I got a fabulous incredible Moleskine Journal in red leather today. Perfect perfect for weight/food/fitness only. I hope by writing things down I can learn a little. I don't mean just weight but feelings, weather, health, and the like. I hope I'll be able to teach myself what works with some consistency and what doesn't. I also hope by just investing some time in thinking about it daily I might increase my probability for success.
That all sounds so negative but I'm not feeling negative. I'm feeling like "I can do this." and I'm really trying to maximize the time and energy investment. And overcome the inertia as much as possible.
Wednesday, January 2, 2008
Journaling
Labels: Method
Sunday, December 30, 2007
Talisman
Hope springs eternal. I spent some time today flipping through the growing pile of Health and Self magazines that seem to arrive at my house. Don't you think that thinking about getting in shape should burn calories? I certainly do. Mostly they are pure advertising but I tripped over one of those articles that take 4 minutes to read on tips the contestants use in The Biggest Loser and two called to me.
The first is a simplifying device for calorie counting. I knew there must be a rule. To lose weight multiple your current weight by 7 for your daily calorie intake. (If you weight less than 150, use 150 as the weight number.) So for me that is 1680 a day. Now that I have the formula, though, I can adjust while losing weight. And for maintenance multiply your weight by 12. So when I weight what I want to, my calorie intake should be 1500. I'm quite struck by how little difference there is between the two, actually. Wheee, now I have a formula. What a geekette I am.
The second is a talisman, although they don't call it that. They suggest buying a bracelet or ring that symbolizes "I can do it!" Now that doesn't work for me, but I like the idea. When I quit smoking wearing a silly rubber band on my wrist helped. On reflection jewelry that reminds me of my goal, that I can fiddle with instead of nibbling, and points me in the direction of looking terrific works seemed like a fine idea. I've never worn bracelets so I just ordered a black gold chain bracelet so that I can wear it all the time, including while I work out.

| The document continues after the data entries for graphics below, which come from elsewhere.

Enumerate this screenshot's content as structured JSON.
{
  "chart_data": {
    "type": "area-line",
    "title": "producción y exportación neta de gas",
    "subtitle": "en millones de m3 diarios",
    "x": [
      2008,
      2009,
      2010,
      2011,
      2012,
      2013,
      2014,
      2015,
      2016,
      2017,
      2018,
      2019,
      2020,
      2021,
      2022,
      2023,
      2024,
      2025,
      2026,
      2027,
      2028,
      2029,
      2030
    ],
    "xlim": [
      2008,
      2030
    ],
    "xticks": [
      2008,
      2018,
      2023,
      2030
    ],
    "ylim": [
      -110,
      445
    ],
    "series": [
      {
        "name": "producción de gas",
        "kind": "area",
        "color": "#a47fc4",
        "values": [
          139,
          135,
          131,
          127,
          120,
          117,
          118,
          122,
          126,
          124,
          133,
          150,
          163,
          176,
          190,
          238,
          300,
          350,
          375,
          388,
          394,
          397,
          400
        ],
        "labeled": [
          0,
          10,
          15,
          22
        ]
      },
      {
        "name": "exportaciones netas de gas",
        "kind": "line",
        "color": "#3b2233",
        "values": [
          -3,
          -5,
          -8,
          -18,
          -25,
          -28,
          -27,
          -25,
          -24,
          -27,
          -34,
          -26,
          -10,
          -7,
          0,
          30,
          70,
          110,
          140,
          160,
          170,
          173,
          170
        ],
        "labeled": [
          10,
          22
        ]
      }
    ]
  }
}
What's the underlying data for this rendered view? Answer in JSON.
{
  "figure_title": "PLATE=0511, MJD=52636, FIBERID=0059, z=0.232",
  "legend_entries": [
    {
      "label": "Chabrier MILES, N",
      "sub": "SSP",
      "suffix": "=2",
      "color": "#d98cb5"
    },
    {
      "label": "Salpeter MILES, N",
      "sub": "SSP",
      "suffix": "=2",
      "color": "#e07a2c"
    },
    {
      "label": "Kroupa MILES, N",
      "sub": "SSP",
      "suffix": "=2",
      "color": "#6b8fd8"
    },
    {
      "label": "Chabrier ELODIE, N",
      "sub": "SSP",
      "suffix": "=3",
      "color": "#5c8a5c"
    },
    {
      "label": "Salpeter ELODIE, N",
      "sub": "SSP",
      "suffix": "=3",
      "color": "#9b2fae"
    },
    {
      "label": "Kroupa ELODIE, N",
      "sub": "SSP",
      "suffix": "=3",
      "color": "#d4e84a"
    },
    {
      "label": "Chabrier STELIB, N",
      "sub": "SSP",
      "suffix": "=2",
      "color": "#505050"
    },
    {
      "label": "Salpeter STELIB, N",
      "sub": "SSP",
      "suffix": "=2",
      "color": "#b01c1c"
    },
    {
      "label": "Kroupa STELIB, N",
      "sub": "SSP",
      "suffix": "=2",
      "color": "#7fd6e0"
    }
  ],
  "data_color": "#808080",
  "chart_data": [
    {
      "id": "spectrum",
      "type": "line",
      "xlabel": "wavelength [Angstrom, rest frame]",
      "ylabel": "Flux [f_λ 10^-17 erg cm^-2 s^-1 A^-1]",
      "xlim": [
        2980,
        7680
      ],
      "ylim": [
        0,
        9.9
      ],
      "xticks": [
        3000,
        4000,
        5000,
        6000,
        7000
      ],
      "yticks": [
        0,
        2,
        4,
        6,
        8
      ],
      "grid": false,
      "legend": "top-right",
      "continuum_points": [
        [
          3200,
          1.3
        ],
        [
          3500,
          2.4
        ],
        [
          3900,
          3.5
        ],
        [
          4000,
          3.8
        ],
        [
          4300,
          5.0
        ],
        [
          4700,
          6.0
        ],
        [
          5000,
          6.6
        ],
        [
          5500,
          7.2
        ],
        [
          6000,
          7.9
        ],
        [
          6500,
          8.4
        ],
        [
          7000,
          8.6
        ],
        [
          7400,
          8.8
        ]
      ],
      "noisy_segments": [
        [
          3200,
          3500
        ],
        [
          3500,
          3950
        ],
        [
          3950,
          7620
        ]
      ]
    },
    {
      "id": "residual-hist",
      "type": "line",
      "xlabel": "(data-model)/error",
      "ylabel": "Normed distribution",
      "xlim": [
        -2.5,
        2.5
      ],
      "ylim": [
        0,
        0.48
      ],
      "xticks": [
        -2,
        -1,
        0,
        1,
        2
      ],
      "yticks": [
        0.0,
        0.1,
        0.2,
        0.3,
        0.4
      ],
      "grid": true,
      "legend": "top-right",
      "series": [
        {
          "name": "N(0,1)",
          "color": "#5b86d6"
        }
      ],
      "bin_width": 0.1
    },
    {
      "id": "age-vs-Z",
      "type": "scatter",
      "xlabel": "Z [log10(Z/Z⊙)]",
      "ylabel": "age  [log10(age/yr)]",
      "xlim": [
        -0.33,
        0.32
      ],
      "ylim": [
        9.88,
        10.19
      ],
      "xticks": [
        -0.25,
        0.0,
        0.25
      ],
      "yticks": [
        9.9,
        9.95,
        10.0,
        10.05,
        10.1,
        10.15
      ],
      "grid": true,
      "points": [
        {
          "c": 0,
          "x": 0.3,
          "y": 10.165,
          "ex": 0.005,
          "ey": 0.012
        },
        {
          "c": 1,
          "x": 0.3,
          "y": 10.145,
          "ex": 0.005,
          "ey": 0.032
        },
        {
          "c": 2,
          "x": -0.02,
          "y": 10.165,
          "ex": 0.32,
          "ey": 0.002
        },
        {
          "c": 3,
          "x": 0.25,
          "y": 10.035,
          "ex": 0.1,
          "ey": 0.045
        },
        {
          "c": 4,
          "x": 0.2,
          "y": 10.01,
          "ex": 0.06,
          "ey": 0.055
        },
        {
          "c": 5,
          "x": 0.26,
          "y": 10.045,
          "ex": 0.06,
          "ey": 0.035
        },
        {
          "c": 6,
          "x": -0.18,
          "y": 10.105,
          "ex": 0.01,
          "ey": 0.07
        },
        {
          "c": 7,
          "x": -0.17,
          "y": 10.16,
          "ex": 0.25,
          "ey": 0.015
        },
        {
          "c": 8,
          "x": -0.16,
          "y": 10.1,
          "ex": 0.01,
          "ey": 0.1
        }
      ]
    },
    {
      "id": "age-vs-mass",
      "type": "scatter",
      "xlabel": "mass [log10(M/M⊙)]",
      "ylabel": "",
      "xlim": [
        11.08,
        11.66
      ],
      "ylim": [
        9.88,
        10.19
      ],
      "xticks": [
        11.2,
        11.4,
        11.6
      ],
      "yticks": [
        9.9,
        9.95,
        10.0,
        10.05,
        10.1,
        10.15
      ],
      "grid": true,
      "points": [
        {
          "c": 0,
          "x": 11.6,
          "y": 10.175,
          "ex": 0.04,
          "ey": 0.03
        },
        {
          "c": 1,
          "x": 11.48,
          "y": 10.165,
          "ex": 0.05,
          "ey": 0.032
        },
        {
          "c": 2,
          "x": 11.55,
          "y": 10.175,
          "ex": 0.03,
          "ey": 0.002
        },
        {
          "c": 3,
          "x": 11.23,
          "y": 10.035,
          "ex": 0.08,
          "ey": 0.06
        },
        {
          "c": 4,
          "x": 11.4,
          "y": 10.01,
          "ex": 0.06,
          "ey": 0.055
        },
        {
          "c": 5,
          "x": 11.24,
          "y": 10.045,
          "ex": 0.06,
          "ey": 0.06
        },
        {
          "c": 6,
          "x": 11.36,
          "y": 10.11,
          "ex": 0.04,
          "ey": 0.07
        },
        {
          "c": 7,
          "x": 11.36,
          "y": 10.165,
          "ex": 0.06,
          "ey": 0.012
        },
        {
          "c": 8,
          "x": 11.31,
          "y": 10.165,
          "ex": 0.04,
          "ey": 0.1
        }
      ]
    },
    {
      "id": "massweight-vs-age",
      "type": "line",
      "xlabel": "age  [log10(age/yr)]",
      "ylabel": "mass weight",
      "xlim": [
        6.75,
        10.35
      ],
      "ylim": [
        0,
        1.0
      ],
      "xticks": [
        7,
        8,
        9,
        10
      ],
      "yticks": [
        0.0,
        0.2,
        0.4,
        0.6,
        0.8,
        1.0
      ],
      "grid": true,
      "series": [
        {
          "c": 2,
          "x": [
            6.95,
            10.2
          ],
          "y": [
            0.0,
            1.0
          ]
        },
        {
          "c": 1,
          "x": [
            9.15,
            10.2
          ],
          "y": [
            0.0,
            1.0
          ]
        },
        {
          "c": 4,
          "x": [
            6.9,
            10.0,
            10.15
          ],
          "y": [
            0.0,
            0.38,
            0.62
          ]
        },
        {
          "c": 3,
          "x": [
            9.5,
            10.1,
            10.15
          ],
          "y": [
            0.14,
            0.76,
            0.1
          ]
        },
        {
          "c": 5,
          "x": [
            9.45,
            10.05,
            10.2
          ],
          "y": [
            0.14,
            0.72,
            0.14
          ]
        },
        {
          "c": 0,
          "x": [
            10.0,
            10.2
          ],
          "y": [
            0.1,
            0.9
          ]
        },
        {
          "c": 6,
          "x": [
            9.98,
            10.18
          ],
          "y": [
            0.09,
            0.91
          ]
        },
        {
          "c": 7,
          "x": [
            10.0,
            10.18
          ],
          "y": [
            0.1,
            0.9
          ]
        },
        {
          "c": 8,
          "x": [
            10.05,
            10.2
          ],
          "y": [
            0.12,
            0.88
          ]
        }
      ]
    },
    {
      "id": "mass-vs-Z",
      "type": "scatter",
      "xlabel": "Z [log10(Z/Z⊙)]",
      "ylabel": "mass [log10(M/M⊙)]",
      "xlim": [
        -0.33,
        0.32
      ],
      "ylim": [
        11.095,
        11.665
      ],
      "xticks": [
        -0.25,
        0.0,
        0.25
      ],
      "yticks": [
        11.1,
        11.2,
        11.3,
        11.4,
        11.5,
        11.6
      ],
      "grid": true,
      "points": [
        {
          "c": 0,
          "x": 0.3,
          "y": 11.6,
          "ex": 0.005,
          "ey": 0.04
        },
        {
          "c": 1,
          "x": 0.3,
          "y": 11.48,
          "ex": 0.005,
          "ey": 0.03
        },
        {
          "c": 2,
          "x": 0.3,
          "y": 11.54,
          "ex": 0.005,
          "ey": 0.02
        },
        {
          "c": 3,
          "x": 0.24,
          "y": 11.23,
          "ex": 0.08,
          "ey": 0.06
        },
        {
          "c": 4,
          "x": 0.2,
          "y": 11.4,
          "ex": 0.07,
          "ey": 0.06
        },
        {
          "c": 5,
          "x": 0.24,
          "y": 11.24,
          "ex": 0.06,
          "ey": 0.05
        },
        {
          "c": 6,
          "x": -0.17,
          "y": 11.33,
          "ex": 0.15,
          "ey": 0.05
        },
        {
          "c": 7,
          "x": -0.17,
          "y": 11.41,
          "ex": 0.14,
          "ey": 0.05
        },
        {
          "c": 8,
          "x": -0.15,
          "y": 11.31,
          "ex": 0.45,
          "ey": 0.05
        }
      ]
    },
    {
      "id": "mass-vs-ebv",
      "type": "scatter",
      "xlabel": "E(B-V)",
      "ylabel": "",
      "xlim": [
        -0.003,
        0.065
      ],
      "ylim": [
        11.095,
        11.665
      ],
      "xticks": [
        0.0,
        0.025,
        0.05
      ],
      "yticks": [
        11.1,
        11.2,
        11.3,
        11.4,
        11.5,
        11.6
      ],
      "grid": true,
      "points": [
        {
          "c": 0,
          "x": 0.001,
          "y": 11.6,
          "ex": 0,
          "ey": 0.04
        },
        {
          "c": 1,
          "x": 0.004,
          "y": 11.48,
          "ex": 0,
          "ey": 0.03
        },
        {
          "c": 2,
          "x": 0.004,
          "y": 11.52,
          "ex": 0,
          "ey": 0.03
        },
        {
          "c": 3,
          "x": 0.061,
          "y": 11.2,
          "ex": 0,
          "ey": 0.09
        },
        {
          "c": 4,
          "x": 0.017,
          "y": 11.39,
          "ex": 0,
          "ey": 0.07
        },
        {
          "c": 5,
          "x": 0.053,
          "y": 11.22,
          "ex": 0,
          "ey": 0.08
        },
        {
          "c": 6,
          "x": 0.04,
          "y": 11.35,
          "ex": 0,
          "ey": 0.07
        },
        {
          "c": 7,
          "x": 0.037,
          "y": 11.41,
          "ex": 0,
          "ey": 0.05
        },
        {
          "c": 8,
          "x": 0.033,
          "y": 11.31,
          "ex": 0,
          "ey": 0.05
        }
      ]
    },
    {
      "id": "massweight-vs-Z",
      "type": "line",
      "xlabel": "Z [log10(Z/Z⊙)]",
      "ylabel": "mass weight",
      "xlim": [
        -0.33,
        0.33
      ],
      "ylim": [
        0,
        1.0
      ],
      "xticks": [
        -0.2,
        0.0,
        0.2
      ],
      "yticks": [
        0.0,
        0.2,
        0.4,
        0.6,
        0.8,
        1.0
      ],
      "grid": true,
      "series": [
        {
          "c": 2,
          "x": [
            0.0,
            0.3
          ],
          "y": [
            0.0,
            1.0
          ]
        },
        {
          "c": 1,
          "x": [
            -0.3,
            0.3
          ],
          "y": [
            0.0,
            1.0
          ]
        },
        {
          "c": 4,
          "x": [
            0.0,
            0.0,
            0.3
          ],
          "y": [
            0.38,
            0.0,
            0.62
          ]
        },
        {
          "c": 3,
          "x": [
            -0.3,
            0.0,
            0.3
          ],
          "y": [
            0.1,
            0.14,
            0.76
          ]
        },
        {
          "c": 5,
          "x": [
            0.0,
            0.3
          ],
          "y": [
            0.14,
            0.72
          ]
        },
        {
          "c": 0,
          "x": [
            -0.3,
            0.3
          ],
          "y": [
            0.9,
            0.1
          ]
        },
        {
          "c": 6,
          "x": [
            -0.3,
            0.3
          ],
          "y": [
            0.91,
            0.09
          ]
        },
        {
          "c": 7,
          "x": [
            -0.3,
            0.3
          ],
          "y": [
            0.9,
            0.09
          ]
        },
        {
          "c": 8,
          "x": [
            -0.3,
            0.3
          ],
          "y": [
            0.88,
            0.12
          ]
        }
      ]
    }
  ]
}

Labels: Goals, Method, Self Indulgence
Friday, December 28, 2007
Just What I Need Today
diet blog offers me exactly what I need to help get back on track. They think they're telling me about New Year's resolutions but really it is about how to persist. I need a summary here to remind me.

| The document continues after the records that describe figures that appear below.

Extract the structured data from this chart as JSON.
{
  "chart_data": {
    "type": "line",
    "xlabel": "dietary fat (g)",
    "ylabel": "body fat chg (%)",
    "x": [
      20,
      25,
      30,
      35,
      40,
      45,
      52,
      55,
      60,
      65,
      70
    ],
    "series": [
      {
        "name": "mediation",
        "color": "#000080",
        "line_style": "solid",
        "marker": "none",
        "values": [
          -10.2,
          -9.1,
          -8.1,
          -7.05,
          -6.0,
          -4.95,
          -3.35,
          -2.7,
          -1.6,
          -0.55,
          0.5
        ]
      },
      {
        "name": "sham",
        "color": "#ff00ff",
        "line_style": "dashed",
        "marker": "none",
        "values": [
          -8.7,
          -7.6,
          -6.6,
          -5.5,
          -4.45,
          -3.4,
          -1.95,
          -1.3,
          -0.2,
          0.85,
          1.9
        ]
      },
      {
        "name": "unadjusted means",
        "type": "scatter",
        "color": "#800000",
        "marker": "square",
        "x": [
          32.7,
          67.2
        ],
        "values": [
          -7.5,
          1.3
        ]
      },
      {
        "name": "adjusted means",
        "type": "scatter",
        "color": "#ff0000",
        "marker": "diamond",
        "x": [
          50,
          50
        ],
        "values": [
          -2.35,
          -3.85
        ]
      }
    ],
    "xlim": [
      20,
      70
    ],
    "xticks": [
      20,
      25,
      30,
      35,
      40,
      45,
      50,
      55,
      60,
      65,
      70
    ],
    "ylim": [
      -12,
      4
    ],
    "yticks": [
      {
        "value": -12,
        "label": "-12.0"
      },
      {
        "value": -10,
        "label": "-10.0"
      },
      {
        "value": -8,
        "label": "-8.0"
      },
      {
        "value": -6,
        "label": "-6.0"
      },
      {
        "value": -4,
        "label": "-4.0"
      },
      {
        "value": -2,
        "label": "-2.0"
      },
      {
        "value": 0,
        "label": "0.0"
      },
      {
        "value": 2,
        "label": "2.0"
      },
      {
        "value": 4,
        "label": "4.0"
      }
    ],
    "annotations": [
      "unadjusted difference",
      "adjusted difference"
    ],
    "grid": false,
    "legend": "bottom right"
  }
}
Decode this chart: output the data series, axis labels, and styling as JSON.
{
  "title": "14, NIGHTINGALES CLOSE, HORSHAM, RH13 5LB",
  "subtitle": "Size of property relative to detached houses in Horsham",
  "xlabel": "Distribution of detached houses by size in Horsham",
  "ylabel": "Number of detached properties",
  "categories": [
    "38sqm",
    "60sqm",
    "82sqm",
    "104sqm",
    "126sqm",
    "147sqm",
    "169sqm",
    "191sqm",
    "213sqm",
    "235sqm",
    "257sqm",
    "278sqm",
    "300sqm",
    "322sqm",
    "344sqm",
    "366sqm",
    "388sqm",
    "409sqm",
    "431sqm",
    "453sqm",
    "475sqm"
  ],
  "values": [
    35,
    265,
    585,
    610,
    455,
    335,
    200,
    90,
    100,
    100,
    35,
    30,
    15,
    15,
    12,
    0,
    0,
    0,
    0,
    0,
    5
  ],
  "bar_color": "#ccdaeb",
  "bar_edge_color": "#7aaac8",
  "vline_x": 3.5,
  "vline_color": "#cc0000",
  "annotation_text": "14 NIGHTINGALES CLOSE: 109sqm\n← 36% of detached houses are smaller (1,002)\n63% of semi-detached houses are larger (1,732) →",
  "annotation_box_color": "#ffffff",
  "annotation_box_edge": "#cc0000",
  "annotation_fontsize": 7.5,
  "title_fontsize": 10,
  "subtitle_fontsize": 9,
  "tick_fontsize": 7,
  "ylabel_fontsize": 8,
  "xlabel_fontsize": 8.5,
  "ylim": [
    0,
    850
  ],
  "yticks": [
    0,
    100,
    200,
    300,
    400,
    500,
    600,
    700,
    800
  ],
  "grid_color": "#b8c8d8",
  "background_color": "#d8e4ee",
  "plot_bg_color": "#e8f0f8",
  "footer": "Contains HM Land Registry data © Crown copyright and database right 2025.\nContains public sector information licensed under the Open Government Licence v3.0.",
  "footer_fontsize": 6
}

- PERSIST. Don’t quit. “Never give in, never give in, never, never, never, never—in nothing, great or small, large or petty—never give in except to convictions of honour and good sense.” Sir Winston Churchill
- MAKE THE EFFORT. Work hard. Great comebackers use all the hours in the day. You can find your comeback right in the effort you make.
- UNDERSTAND TRANSIENCE. Don’t extrapolate temporary setbacks into permanent defeat. “This, too, shall pass.”
- CHANGE DIRECTION. Quincy Jones was a talented trumpeter, but after a stroke, he had to quit, and then became a legendary music producer.
- EMPLOY SUPPORT. Stay away from the nay-sayers. Pack your corner with friends who won’t let you quit.
- REPEAT. It took Sir Edmund Hillary two attempts to climb Everest, Peary eight times to reach the North Pole, and various authors scores and sometimes hundreds of tries to get their works published. Go again, and again, and ………
- DREAM BIG. Your effort and ideas are worth many times what you may imagine. J.K. Rowling wrote her ideas about one “Harry Potter” during a train ride. It sold 100 million copies, and $4 billion movie box office, and counting. You can do much more than you imagine. Dream big.
- STAY HUMBLE. Attitude -- is everything. When tennis master Andre Agassi fell from No. 1 to No. 141 (1997), he started over, went back to the minor leagues, upped his training, including weightlifting. It set the stage for greater things than ever before. Attitude – not image – is everything.
- SELF-PROGRAM. Get a mantra. A psychiatrist-hypnotist provided Rachmaninoff the composer, who had a writing block, with a positive self-talk mantra: “You will begin your concerto. You will work with great facility. The concerto will be excellent.” It worked. He wrote his Piano Concerto No. 2.
- PERSIST. It’s not over until you say so. Don’t say so.
Labels: Method
Thursday, December 27, 2007
Why?
I'm in a new place with a new name. I want to hide and be very public at the same time. That may seem inconsistent but it really isn't. I want the freedom to say what I like, reveal personal information if I like, without concern that folks in my Real Life will mention or even know about what I say.
But I'd still like to talk to folks, to you. And I think I'd like you to talk to me too.
Amended: Everything before this post was on another blog I started when I had a week off in October. I moved it here. I am rather amazed that as soon as I got back to work I totally fell off of everything I was trying to do. That is a good lesson. Maybe I'll be able to learn from it.